Precisamente en situaciones como la que estamos atravesando se pone de relieve la necesidad de una Administración Tributaria totalmente comprometida con la sociedad a la que sirve, poniendo lo mejor de los recursos humanos y materiales de que dispone no solo al servicio de la potenciación del cumplimiento al que más arriba se hizo referencia, sino, y de manera absolutamente indisponible, al servicio de la lucha contra el cáncer social que constituye el fraude fiscal, hidra con múltiples cabezas.

Esa función, íntimamente interiorizada en todos y cada uno de los integrantes de la Administración Tributaria, ha de ser realizada con especial rigor en épocas de crisis, ya que las víctimas primeras y últimas del fraude son, precisamente, quienes, en un puro ejercicio de conciencia social, sí cumplen con sus obligaciones tributarias.

Dicho lo anterior, es evidente que, en la situación actual, en paralelo al rigor en la actuación administrativa en las facetas que se han señalado hasta este momento, se ha de potenciar, en la misma medida, la función didáctica que por la misma Administración Tributaria debe desarrollarse, pues, en última instancia, el futuro de nuestra sociedad depende de una juventud que, en este momento, quizás, asiste a la representación con, en el mejor de los casos, enfado, y, en el peor, indiferencia.

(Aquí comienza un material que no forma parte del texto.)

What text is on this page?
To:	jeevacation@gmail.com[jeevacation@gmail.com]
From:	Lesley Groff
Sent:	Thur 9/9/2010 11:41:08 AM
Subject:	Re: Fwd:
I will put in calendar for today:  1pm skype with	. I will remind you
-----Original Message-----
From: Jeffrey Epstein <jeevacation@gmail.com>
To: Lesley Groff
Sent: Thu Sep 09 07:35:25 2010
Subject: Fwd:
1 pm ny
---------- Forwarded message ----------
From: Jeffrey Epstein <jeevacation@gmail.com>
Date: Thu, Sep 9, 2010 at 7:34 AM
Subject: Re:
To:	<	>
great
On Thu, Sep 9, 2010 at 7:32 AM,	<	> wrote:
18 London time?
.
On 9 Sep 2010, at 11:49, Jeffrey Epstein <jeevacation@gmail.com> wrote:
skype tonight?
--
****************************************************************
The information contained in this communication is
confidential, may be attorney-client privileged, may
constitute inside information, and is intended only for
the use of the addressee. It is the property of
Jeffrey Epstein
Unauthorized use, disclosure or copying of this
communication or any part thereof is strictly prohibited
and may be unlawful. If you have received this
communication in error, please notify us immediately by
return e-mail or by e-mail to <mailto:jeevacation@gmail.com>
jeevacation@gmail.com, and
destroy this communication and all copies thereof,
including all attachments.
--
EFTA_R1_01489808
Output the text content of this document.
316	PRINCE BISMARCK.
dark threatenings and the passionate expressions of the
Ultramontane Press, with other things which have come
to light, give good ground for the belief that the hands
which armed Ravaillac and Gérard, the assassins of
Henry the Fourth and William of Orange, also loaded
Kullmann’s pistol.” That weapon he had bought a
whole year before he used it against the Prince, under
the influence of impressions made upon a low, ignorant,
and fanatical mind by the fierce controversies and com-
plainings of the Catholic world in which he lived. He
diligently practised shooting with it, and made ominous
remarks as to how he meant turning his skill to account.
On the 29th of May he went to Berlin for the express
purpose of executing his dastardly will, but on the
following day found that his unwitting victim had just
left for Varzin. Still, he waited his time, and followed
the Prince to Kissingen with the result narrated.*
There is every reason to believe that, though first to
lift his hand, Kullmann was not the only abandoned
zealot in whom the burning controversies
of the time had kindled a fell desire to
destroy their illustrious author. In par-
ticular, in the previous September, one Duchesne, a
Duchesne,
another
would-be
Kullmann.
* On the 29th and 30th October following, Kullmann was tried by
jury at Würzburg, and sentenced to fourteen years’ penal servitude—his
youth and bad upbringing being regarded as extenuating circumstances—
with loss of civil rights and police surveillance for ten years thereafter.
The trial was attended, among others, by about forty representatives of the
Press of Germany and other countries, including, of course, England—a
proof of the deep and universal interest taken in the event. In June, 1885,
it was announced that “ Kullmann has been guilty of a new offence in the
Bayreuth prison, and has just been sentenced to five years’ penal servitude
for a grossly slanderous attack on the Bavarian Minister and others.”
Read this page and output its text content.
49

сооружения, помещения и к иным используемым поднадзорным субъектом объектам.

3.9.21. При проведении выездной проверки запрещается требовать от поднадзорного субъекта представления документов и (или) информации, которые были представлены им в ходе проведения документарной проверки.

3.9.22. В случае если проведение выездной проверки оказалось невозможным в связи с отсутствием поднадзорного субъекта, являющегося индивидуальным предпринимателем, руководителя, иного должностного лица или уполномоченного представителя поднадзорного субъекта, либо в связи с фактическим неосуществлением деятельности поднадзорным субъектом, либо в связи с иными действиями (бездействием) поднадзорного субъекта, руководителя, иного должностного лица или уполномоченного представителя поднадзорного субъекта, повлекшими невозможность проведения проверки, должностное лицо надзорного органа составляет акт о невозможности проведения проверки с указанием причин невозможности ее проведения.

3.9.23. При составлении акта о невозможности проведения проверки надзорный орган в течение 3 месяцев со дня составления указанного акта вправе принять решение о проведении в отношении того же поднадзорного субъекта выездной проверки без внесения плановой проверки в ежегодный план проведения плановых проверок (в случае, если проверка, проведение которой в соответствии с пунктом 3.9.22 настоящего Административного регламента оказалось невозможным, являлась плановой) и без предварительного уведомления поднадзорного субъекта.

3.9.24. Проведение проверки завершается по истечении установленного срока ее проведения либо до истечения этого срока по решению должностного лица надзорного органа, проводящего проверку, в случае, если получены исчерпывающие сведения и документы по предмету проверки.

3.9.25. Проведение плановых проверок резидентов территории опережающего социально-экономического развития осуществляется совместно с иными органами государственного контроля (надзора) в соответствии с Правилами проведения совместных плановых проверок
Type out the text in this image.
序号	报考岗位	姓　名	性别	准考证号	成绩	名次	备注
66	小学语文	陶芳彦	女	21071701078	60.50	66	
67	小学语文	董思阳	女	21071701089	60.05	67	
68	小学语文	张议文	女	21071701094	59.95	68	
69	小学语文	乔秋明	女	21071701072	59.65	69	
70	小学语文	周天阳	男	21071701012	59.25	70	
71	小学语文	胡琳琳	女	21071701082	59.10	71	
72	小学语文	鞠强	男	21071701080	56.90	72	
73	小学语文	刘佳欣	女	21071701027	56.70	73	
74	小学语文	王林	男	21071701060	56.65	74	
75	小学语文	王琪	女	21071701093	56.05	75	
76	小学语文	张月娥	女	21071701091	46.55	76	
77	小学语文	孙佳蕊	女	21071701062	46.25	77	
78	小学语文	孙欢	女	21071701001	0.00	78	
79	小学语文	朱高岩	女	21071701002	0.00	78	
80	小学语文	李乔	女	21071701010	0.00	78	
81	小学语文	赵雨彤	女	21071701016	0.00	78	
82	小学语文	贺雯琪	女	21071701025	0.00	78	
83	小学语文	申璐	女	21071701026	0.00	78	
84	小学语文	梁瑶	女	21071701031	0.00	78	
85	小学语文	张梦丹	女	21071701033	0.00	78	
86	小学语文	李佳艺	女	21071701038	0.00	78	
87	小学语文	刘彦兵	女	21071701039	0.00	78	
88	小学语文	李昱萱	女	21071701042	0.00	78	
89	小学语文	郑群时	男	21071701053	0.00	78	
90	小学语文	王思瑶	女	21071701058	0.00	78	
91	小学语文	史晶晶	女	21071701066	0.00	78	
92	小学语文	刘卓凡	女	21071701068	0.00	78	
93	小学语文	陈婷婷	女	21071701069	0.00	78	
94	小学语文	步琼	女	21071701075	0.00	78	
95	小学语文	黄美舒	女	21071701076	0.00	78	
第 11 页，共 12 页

En esa labor que nos ocupa a quienes un día, libremente, decidimos dedicar nuestra actividad profesional al servicio público, cobra sin duda plena actualidad una vieja norma, no superada posteriormente, a juicio de quién esto escribe, en cuanto a capacidad descriptiva de lo que debería ser nuestra actitud diaria.

Me refiero a la Circular número 3 de la Dirección General de Rentas Públicas, de Inspección, de 26 de noviembre de 1926, que señalaba lo siguiente:

“Que los Inspectores del Tributo, en su actuación, extremen la cortesía y la delicadeza y no se muestren remisos en la deferencia y en el consejo, debiendo considerar como su aspiración constante la de conseguir que en el ánimo de las personas a quienes se acerquen en el cumplimiento de su difícil misión quede firmemente grabado el convencimiento de que han tratado con un caballero, dando a esta palabra todo su valor, en lo que significa de cortesía, honorabilidad e inteligencia”.